2003 Seattle Annual Meeting (November 2–5, 2003)

Paper No. 12
Presentation Time: 11:00 AM

CRYSTAL CHEMISTRY AND ENERGETICS: A CASE STUDY IN ZEOLITES


NAVROTSKY, Alexandra, Peter A. Rock Thermochemistry Laboratory and NEAT ORU, Univ of California at Davis, One Shields Avenue, Davis, CA 95616, anavrotsky@ucdavis.edu

Crystallography and thermodynamics are intimately related; details of short and long range atomic environments control both. Using zeolites as a case study, the following issues are addressed: (1) how the very small energetic difference between different framework types at a given composition (e.g. SiO2) relates to local geometry and the energy of internal and external surfaces, (2) the similarity of vibrational heat capacities and entropies for different structure types, (3) structural and energetic basis for new frameworks in Si-Ge zeolites. A comparison of major issues in thermodynamic stability of mineralogical and technological zeolites is presented.

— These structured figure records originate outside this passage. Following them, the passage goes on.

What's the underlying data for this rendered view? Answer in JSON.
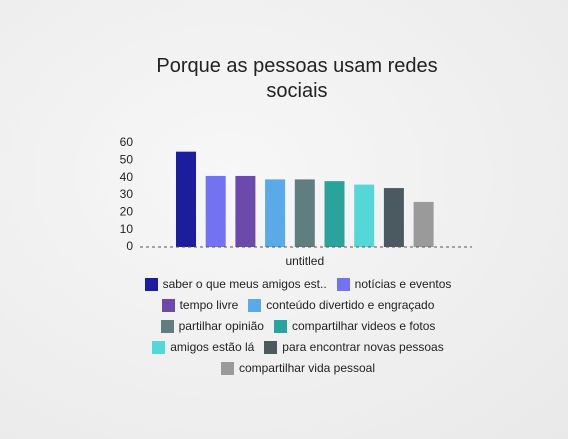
{
  "chart_data": {
    "type": "bar",
    "title": "Porque as pessoas usam redes sociais",
    "categories": [
      "untitled"
    ],
    "series": [
      {
        "name": "saber o que meus amigos est..",
        "color": "#1c1c9e",
        "values": [
          55
        ]
      },
      {
        "name": "notícias e eventos",
        "color": "#7373f2",
        "values": [
          41
        ]
      },
      {
        "name": "tempo livre",
        "color": "#6b4aab",
        "values": [
          41
        ]
      },
      {
        "name": "conteúdo divertido e engraçado",
        "color": "#5aa9e9",
        "values": [
          39
        ]
      },
      {
        "name": "partilhar opinião",
        "color": "#607d80",
        "values": [
          39
        ]
      },
      {
        "name": "compartilhar videos e fotos",
        "color": "#2aa39c",
        "values": [
          38
        ]
      },
      {
        "name": "amigos estão lá",
        "color": "#55d7d7",
        "values": [
          36
        ]
      },
      {
        "name": "para encontrar novas pessoas",
        "color": "#4a5a60",
        "values": [
          34
        ]
      },
      {
        "name": "compartilhar vida pessoal",
        "color": "#9a9a9a",
        "values": [
          26
        ]
      }
    ],
    "ylim": [
      0,
      60
    ],
    "yticks": [
      0,
      10,
      20,
      30,
      40,
      50,
      60
    ],
    "grid": false,
    "legend": "bottom"
  }
}
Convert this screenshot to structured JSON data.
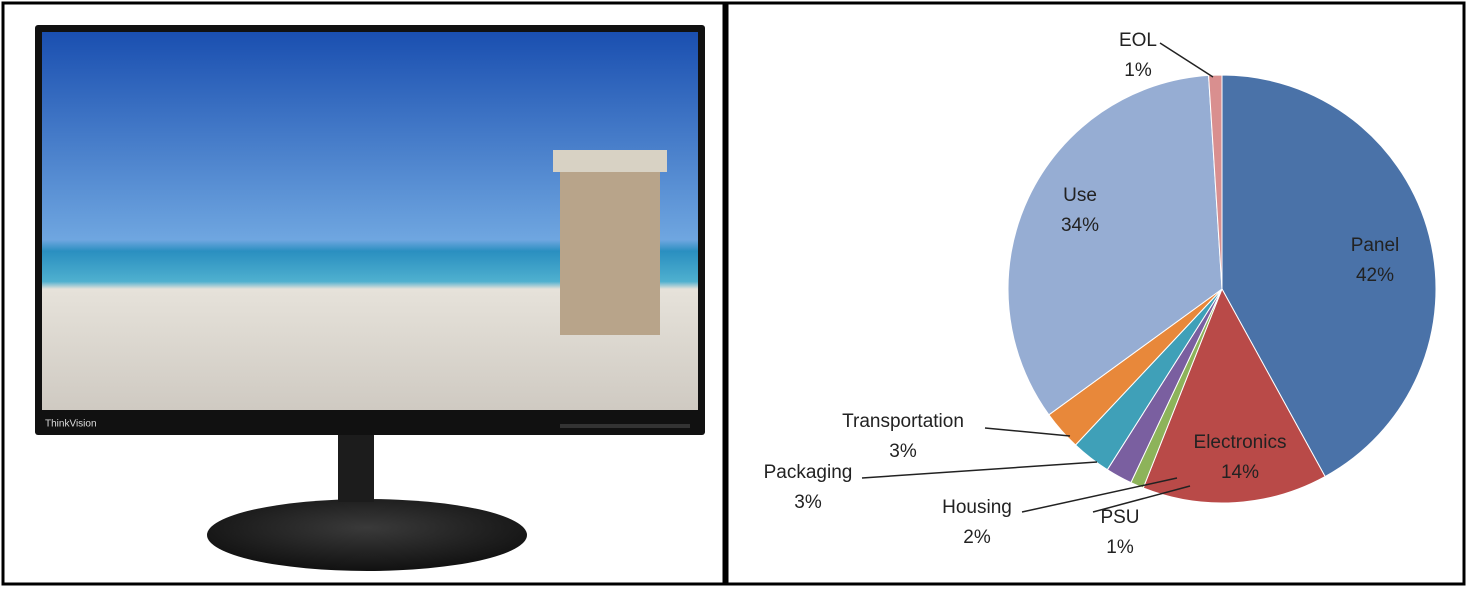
{
  "chart_data": {
    "type": "pie",
    "categories": [
      "Panel",
      "Electronics",
      "PSU",
      "Housing",
      "Packaging",
      "Transportation",
      "Use",
      "EOL"
    ],
    "values": [
      42,
      14,
      1,
      2,
      3,
      3,
      34,
      1
    ],
    "value_labels": [
      "42%",
      "14%",
      "1%",
      "2%",
      "3%",
      "3%",
      "34%",
      "1%"
    ],
    "colors": [
      "#4a72a8",
      "#b94a48",
      "#8db35a",
      "#7a5fa0",
      "#3fa0b8",
      "#e8883a",
      "#96add3",
      "#d98f8f"
    ]
  },
  "image_text": {
    "brand": "ThinkVision"
  }
}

Specifically, the following has been found. The enthalpies of all silica zeolites studied so far lie in a narrow range spanning 7 kJ/mol and lying 8-15 kJ/mol about quartz. They can be related to the increased internal surface area of the pores and define an internal surface energy near 0.09 J/m2, similar to the external surface energy of amorphous silica. This small surface energy explains why there is no dependence of measured enthalpy of solution on particle size, in contrast to behavior for other oxides like TiO2. For SiGe zeolites, the concentration of Ge in double-four-rings is a major stabilizing factor for new structures. For zeolite minerals, hydration/dehydration reactions probably dominate phase stability.